La menace la plus immédiate en provenance d’Afghanistan sera locale. Qu’il s’agisse d’Isis-K qui déploie ses ailes au niveau régional, d’extrémistes utilisant l’Afghanistan comme base pour lancer des attaques dans les pays voisins, ou de groupes inspirés par la victoire des talibans pour tenter de renverser leur propre superpuissance locale.
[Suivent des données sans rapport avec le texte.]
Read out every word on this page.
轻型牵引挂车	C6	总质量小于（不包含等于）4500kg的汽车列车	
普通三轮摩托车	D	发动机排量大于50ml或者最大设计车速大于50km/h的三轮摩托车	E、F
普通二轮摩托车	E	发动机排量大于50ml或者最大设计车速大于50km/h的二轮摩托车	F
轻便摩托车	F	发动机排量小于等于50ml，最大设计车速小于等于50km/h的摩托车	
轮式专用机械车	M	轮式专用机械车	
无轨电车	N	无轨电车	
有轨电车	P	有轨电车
Cela pose un ensemble de menaces très différentes et moins immédiates pour les planificateurs de la sécurité occidentale à un moment où l’intérêt et l’attention portés aux menaces terroristes diminuent.

Mais c’est là que réside la principale leçon qui doit être tirée de l’engagement de 20 ans en Afghanistan. Si les gouvernements n’y prêtent pas attention, les problèmes peuvent s’envenimer et soudainement survenir. Cela s’est produit en Irak, lorsque le retrait américain de la fin des années 2000 a laissé derrière lui un environnement qui a aidé à brasser Isis. Et bien qu’il soit peu probable qu’exactement le même récit se joue en Afghanistan, le contexte est là pour qu’un problème terroriste se développe. Les États-Unis et leurs alliés ont peut-être quitté l’Afghanistan, mais ils ne peuvent pas s’en désengager.